Typically, this would mean that someone launches a business to address an economic need. However, in this case, many women are jumping into business ownership for non-economic reasons such as gender discrimination in the workplace, a desire for greater autonomy, a better work-life balance, and childrearing.
Unfortunately, many women are moving into entrepreneurship because they feel they have no choice. At the same time, these individuals are also facing unique struggles as entrepreneurs. While women may be finding better flexibility and autonomy outside of the workplace, they still may be facing obstacles that hinder their progress. Below are some of the most common issues female entrepreneurs are experiencing and strategies to overcome them.
Lack of Mentorship
Mentors are critical to professional development. Not only do they provide wisdom and knowledge, but they can also connect mentees with influencers in their network. Both characteristics can be incredibly valuable to a female business owner.
Unfortunately, many women have never had a mentor. According to a study by Development Dimensions International (DDI), a Pennsylvania-based global HR consulting firm, 63 percent of their 318-respondent group of businesswomen had never had a mentor.
How to Overcome This: If you are still searching for a mentor, take a look at female-based business affinity groups or even business associations in your city. Many do offer mentorship programs that can connect you with mentors. Also, friendship and alumni networks are critical. A “friend of a friend” may know someone that can fill the role of mentor.
Juggling Business and Family Life
Even though women are taking on careers and working hours that are almost on par with men, most still handle more housework and childrearing activities than men. This practice can make managing the everyday demands of running a business almost impossible. Life can be even more challenging for a woman who is the only parent in the home.
How to Overcome This: An approach to managing family obligations and business demands can vary depending on individual needs. However, a great starting point is taking a day to see where most of their time goes. Spend a week observing your busiest days, your children’s schedules, and the time needed for household duties.
You can then begin to see where you are saving time and where your problem areas are. Unaddressed household chores or errands can take away from your productivity. So, delegate tasks to your partner or older children, and see where you can acquire additional help if need be.
A Lack of Access to Investment Funding
An article from Business Insider France revealed that on average investments in enterprises founded by women were around $935,000, while investments for men were $2.1 million. There is a wide gap in investment and venture capitalist funding for female entrepreneurs.
However, the same article showed that for every dollar of funding, startups founded by women generated 78 cents for every dollar while men only made 31 cents. Unfortunately, women are fighting a gender perception problem regarding business investment.

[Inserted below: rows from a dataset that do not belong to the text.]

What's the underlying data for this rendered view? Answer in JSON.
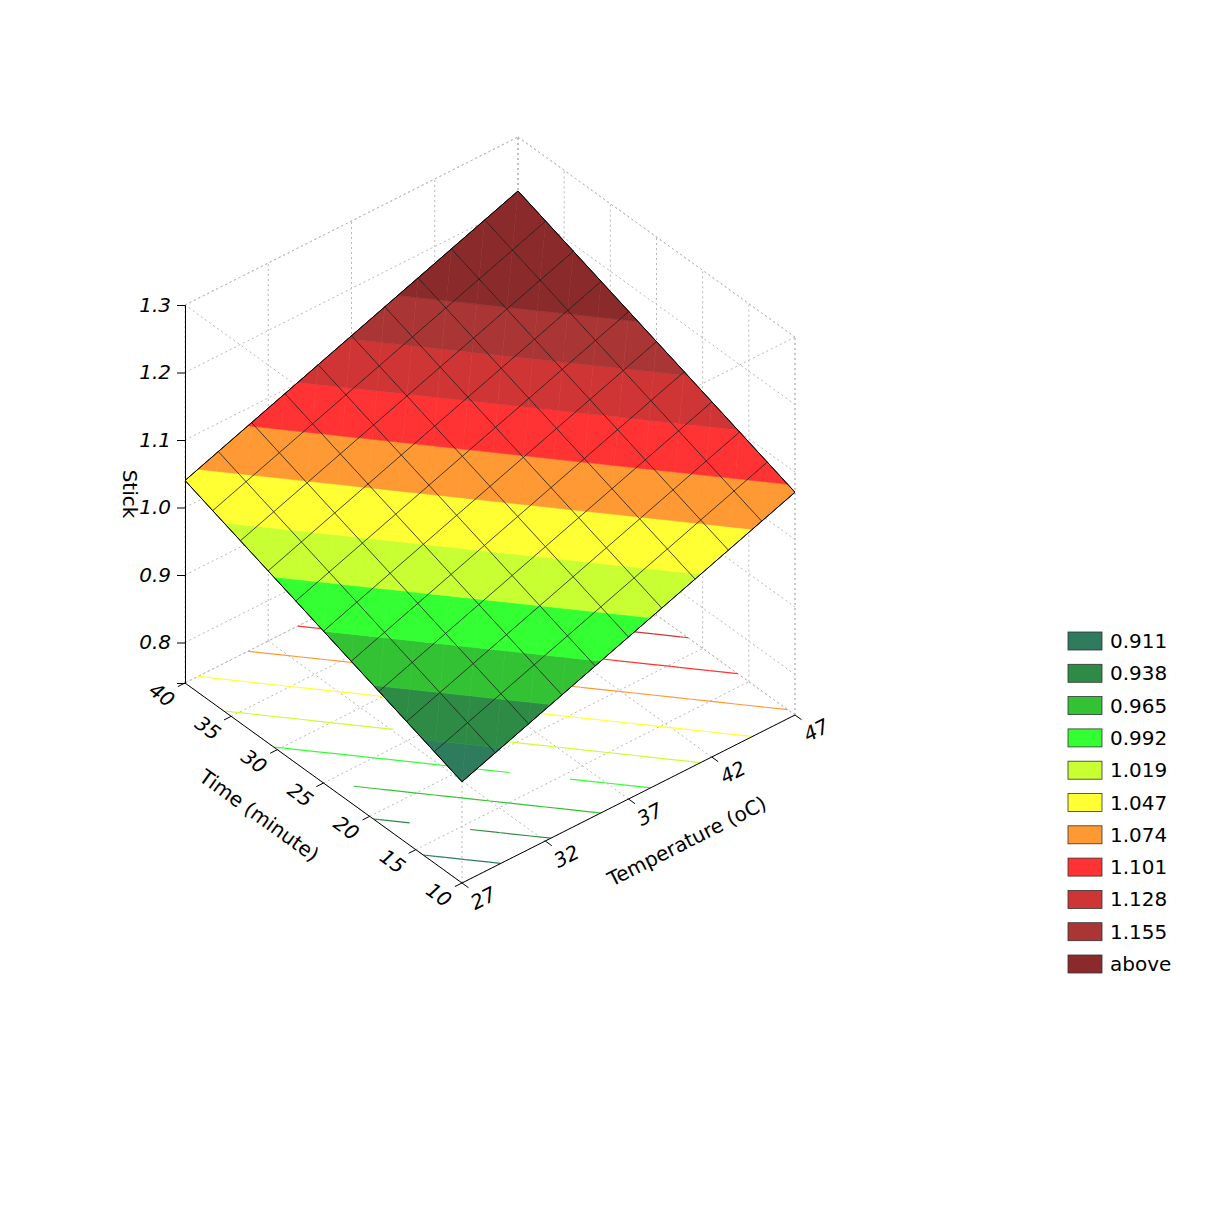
{
  "chart_data": {
    "type": "surface3d",
    "x_label": "Temperature (oC)",
    "y_label": "Time (minute)",
    "z_label": "Stick",
    "x": [
      27,
      29,
      31,
      33,
      35,
      37,
      39,
      41,
      43,
      45,
      47
    ],
    "y": [
      10,
      13,
      16,
      19,
      22,
      25,
      28,
      31,
      34,
      37,
      40
    ],
    "z": [
      [
        0.89,
        0.908,
        0.926,
        0.944,
        0.962,
        0.98,
        0.998,
        1.016,
        1.034,
        1.052,
        1.07
      ],
      [
        0.905,
        0.923,
        0.941,
        0.959,
        0.977,
        0.995,
        1.013,
        1.031,
        1.049,
        1.067,
        1.085
      ],
      [
        0.92,
        0.938,
        0.956,
        0.974,
        0.992,
        1.01,
        1.028,
        1.046,
        1.064,
        1.082,
        1.1
      ],
      [
        0.935,
        0.953,
        0.971,
        0.989,
        1.007,
        1.025,
        1.043,
        1.061,
        1.079,
        1.097,
        1.115
      ],
      [
        0.95,
        0.968,
        0.986,
        1.004,
        1.022,
        1.04,
        1.058,
        1.076,
        1.094,
        1.112,
        1.13
      ],
      [
        0.965,
        0.983,
        1.001,
        1.019,
        1.037,
        1.055,
        1.073,
        1.091,
        1.109,
        1.127,
        1.145
      ],
      [
        0.98,
        0.998,
        1.016,
        1.034,
        1.052,
        1.07,
        1.088,
        1.106,
        1.124,
        1.142,
        1.16
      ],
      [
        0.995,
        1.013,
        1.031,
        1.049,
        1.067,
        1.085,
        1.103,
        1.121,
        1.139,
        1.157,
        1.175
      ],
      [
        1.01,
        1.028,
        1.046,
        1.064,
        1.082,
        1.1,
        1.118,
        1.136,
        1.154,
        1.172,
        1.19
      ],
      [
        1.025,
        1.043,
        1.061,
        1.079,
        1.097,
        1.115,
        1.133,
        1.151,
        1.169,
        1.187,
        1.205
      ],
      [
        1.04,
        1.058,
        1.076,
        1.094,
        1.112,
        1.13,
        1.148,
        1.166,
        1.184,
        1.202,
        1.22
      ]
    ],
    "xlim": [
      27,
      47
    ],
    "xticks": [
      27,
      32,
      37,
      42,
      47
    ],
    "ylim": [
      10,
      40
    ],
    "yticks": [
      10,
      15,
      20,
      25,
      30,
      35,
      40
    ],
    "zlim": [
      0.74,
      1.3
    ],
    "zticks": [
      0.8,
      0.9,
      {
        "value": 1,
        "label": "1.0"
      },
      1.1,
      1.2,
      1.3
    ],
    "grid": true,
    "legend": "right",
    "color_levels": [
      0.911,
      0.938,
      0.965,
      0.992,
      1.019,
      1.047,
      1.074,
      1.101,
      1.128,
      1.155
    ],
    "color_above_label": "above",
    "colors": [
      "#2e7b5e",
      "#2e8b45",
      "#33c233",
      "#33ff33",
      "#c8ff33",
      "#ffff33",
      "#ff9933",
      "#ff3333",
      "#d03535",
      "#aa3535",
      "#8b2a2a"
    ]
  }
}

How to Overcome This: Many female investors have realized this funding gap and have developed firms to fund women entrepreneurs. There are a variety of female venture capitalist firms that have emerged over the last decade.
So, see if one of these are in your area. There are also resources like the Female Founders Fund, Backstage Capital, and Women’s VC Fund that provide funding for women and underrepresented groups. Also, be sure to create relationships with potential funders. Research and attend pitch competitions, and business accelerator events in your area as many venture capitalist should be in attendance.
Recognizing The Value You Provide
A professor of social psychology at NYU asked 64 women and 68 men to compose an essay about computer shopping. When both groups were asked how much they would pay someone to produce the same composition, women paid themselves 18 percent less than men even though their work was seen as equal by other reviewers. Typically, women undervalue their skills and services when compared to men. This study easily translates over to business, as women may be more likely to undershoot their pricing. This activity can make it challenging for women to profit from their company.
How to Overcome This: Take a look at your skills and the services you provide and begin to get a feel for the typical costs for your service. This process allows you to have the confidence to ask for what you are worth. Also, feel confident in the fact that you know your business better than anyone. If you have done the work, learned about your industry, and invested in your learning, then you should feel prepared to talk to clients and investors.
Female entrepreneurship is on the rise. However, women are pursuing business ownership out of necessity. In addition to this, many are finding that they are facing unique struggles that male business owners may not encounter similarly.
While these difficulties will arise, the good news is that there are steps women can take to tackle these problems. Hopefully, as more women step into entrepreneurship, many of the struggles above will evolve into issues that are more manageable or even non-existent.